AI reshapes $1-trillion advertising industry; India emerges as global adtech powerhouse: Report
The shift comes as the global advertising market crossed the $1 trillion mark in 2025, making it one of the largest industries powering the consumer internet economy. Credits: Getty Images

As artificial intelligence reshapes the global digital economy, advertising is emerging as one of the sectors undergoing the sharpest structural transformations. A new report by Redseer said AI is no longer merely improving advertising efficiency but fundamentally rebuilding the global advertising stack across targeting, creative production, bidding, measurement, attribution, and commerce. The report identified India as a key beneficiary of this transformation.
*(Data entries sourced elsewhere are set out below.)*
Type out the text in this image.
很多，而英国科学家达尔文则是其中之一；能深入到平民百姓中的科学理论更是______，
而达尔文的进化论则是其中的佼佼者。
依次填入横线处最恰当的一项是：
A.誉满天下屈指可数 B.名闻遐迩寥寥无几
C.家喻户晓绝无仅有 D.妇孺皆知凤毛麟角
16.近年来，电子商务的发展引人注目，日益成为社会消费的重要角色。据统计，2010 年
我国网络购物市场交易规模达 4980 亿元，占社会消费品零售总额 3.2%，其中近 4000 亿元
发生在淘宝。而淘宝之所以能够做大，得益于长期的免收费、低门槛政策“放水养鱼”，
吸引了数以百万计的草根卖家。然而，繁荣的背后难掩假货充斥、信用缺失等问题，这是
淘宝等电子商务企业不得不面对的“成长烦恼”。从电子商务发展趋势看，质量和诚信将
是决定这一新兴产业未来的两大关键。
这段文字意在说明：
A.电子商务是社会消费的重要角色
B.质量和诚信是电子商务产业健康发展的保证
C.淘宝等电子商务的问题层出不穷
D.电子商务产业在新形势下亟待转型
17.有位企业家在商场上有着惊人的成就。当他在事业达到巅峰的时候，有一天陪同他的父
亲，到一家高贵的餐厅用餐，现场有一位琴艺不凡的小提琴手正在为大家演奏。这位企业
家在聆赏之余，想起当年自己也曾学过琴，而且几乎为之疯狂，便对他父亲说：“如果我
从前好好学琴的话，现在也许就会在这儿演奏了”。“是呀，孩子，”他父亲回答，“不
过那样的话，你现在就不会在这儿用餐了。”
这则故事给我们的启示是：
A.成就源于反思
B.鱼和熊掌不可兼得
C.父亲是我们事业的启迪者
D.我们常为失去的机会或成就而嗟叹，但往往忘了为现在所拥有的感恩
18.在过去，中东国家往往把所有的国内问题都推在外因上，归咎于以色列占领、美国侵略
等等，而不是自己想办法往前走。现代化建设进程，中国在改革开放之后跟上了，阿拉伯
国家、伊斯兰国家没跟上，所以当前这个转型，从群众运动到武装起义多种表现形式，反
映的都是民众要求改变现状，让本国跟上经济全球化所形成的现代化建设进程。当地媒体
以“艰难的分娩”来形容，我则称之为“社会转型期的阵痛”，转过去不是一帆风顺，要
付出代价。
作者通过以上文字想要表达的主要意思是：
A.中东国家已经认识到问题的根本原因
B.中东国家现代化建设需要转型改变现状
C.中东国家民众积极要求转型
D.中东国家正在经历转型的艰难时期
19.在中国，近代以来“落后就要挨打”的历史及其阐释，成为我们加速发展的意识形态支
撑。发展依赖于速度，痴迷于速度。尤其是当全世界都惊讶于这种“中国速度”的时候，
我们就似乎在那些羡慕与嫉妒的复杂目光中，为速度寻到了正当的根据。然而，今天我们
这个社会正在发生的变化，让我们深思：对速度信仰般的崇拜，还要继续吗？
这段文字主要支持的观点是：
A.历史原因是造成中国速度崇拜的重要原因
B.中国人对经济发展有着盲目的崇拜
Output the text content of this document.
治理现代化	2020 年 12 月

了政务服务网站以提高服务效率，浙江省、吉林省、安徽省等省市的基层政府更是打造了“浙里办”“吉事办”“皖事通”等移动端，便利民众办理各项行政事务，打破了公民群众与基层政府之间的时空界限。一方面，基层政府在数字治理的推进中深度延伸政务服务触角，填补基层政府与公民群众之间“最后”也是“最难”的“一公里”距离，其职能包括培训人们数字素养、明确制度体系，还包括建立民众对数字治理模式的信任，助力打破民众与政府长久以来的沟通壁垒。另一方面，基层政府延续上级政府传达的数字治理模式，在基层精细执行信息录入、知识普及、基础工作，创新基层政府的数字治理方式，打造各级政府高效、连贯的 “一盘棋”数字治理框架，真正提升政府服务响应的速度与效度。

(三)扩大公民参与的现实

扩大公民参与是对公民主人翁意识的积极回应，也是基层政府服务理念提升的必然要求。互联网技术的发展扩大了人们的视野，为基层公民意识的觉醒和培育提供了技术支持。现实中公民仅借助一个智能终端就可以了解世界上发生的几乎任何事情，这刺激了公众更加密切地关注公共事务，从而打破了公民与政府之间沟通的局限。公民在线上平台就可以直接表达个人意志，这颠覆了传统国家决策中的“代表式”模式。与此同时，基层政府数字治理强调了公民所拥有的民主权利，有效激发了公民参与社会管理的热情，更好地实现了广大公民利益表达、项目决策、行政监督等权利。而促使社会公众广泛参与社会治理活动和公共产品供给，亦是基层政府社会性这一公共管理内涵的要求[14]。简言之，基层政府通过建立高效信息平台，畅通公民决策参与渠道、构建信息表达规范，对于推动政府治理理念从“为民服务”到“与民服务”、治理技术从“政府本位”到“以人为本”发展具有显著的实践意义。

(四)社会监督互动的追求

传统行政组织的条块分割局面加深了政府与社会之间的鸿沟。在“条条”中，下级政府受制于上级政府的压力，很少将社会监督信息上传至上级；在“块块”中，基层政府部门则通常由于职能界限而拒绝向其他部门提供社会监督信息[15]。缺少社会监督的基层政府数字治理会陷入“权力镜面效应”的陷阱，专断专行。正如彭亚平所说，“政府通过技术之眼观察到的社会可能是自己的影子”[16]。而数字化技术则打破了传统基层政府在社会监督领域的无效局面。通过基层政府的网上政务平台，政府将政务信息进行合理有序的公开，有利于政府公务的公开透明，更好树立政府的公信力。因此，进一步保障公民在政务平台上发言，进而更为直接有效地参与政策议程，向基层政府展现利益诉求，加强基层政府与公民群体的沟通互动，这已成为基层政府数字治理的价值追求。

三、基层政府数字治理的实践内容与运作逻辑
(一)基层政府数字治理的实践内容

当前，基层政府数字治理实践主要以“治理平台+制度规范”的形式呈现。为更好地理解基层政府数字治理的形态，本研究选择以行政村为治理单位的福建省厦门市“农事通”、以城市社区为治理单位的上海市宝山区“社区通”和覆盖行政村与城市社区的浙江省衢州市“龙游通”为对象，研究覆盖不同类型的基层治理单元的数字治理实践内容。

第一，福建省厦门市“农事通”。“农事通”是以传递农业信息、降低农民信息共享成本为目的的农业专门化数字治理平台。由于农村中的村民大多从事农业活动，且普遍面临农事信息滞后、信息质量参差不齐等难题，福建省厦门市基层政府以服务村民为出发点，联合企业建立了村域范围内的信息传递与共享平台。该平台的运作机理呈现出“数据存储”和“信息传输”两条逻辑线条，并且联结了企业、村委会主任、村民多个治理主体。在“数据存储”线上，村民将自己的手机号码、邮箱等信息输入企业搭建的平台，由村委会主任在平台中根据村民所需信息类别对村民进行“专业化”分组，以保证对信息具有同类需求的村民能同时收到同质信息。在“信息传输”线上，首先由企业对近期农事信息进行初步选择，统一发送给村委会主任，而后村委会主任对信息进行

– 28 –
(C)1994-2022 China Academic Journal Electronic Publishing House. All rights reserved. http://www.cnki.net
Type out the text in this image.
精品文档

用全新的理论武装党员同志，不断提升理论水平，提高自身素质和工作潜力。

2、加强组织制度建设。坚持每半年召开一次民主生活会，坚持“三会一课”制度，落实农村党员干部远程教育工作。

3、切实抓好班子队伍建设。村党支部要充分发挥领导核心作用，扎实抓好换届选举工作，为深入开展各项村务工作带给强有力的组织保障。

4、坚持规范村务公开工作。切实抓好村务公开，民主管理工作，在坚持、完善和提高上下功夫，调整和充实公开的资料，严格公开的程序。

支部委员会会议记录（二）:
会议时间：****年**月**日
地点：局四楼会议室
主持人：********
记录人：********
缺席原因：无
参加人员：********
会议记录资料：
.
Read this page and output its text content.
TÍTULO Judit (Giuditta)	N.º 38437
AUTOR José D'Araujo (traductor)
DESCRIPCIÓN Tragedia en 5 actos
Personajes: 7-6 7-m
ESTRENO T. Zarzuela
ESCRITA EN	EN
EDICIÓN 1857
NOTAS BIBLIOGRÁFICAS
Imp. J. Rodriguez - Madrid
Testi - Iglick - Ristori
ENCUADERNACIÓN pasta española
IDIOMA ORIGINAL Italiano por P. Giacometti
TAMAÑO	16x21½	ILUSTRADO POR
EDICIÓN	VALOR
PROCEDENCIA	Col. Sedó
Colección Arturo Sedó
The shift comes as the global advertising market crossed the $1 trillion mark in 2025, making it one of the largest industries powering the consumer internet economy. Digital formats now account for nearly 75–80% of global advertising spend, while 80–85% of digital advertising transactions are already programmatic, according to Redseer. 

Why is AI becoming central to the future of advertising?

For technology giants such as Alphabet, Meta, ByteDance, and Amazon, advertising remains the primary revenue engine funding everything from AI research and cloud infrastructure to hardware and consumer products. The report estimates Alphabet generated nearly $295 billion in advertising revenue in 2025, while Meta earned over $196 billion from ads. Together, Google, Meta, and ByteDance account for almost 80% of global digital advertising spending. 

“What makes this transition different is that AI is not adding another layer to advertising, it is rewriting every layer of it at the same time,” Mukesh Kumar, associate partner at Redseer Strategy Consultants, said during the firm’s media briefing.

According to Redseer, earlier transitions in advertising — from print to digital display, mobile advertising, and programmatic buying — largely added new layers to the ecosystem. AI, however, is simultaneously transforming targeting precision, creative generation, automation, attribution, and transaction systems. The report argues that advertising is increasingly moving away from traditional metrics such as impressions and clicks towards direct business outcomes such as revenue growth, customer acquisition, and lifetime value. 

How is AI creating entirely new advertising opportunities?

The consultancy also believes AI is creating entirely new advertising surfaces. Conversational AI platforms such as ChatGPT, Gemini, Claude, and Perplexity are rapidly evolving into high-engagement discovery platforms. ChatGPT itself reached 100 million monthly users within two months, making it one of the fastest-growing consumer internet products globally. 

Another emerging area is “agentic commerce”, where AI agents increasingly assist or execute purchase decisions on behalf of consumers. Redseer estimates that 10–25% of US e-commerce sales could become agent-mediated by 2030.  At the same time, AI-led app development tools are significantly reducing the cost and time required to launch digital products, creating a surge in hyper-personalised applications and fresh advertising inventory.

Can India emerge as a global AI-AdTech powerhouse?

The report positions India as a key beneficiary of this transformation. India currently has nearly 2.7 million annual engineering and technology enrolments, 20–24 million GitHub developers, and close to 1,900 global capability centres (GCCs) generating $65–75 billion in exports. 

Redseer argues that India is increasingly moving beyond outsourced technology services to become a global product and engineering hub for AI-led advertising infrastructure. Indian-origin AdTech firms such as InMobi and Affle are already operating as global product companies rather than pure service providers. 

“India is no longer just servicing global AdTech; it is increasingly building and owning the products powering the next phase of the industry,” Kumar said. 

The report also projects India’s digital advertising market to grow from around $21 billion in 2025 to $33–42 billion by 2030, creating a significant domestic growth engine for AI-driven advertising innovation.